The Relief Line South will be approximately 6km in length and include a total of eight stations; five new and three modifications to existing stations at Osgoode, Queen and Pape. It will run from University St. at Osgoode Station, along Queen St., moving South to Eastern Ave., then turning up Carlaw to Pape Station on Line 2. IBI Group has been contracted in a joint-venture for the preliminary design of two stations, Broadview and Carlaw, along the new transit line.
“IBI Group is proud to be part of this city building endeavour,” said Director | Senior Practice Lead, Transit Architecture, Charlie Hoang, “and will be providing lead architectural, urban and landscape architecture design, as well as civil engineering services.”
IBI Group is part of 1DRP (1 Design Relief Partners), a joint-venture with Gannett Fleming Canada, to provide conceptual and preliminary design (up to 30 percent) of the Relief Line South. As part of the JV, IBI will be providing:
- Landscape Architecture
- Interior Design
- Urban Design
- Stormwater Management
- Traffic/Transit Engineering
“Though it is still early to reveal too much about the station design,” said Associate | Manager, Architecture, Welland Sin, who is leading the design of Broadview and Carlaw, “we are excited about the direction its taking–especially since, working at this stage of the project, our reference designs may play a role in guiding the approach and aesthetic of the entire line.”
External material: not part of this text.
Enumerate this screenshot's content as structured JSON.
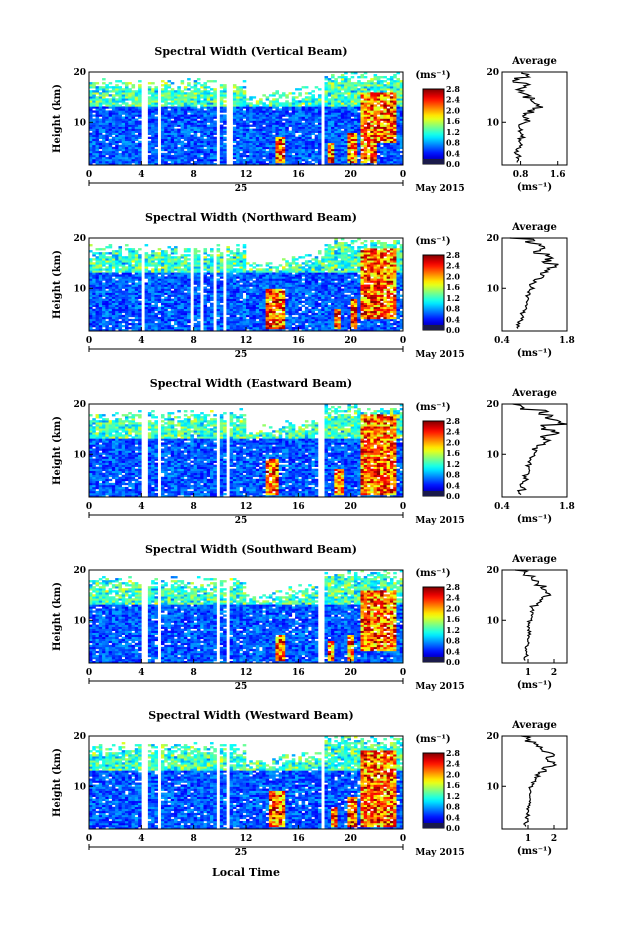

This line is extremely important in connecting several neighbourhoods on the east side of the city, such as Corktown, Leslieville, and the mouth of the Don Valley, all the way up to the Danforth. Broadview Station, at Eastern and Broadview Avenue, will be connected to the massive, 60-acre East Harbour Development by Great Gulf, the largest commercial project currently planned in Canada. Carlaw Station, located at Queen and Carlaw, will form the turning point of the line, moving north.
Led by the City of Toronto, the TTC and Metrolinx, objectives around the new line include maximizing city-building opportunities around stations, integrating them into the existing urban fabric, serving areas with the most people and jobs now and in the future, supporting local businesses, and providing the public with the best ways to make transfers between the Relief Line South, Subway Line 1, Subway Line 2, and local buses/streetcars.
Fun Fact: though an East/West transit line along Queen Street was first suggested over one hundred years ago, it was also a key component of 2008’s The Big Move, a regional transportation plan that would guide the GTHA’s transportation strategy over the next 25 years; another IBI Group project!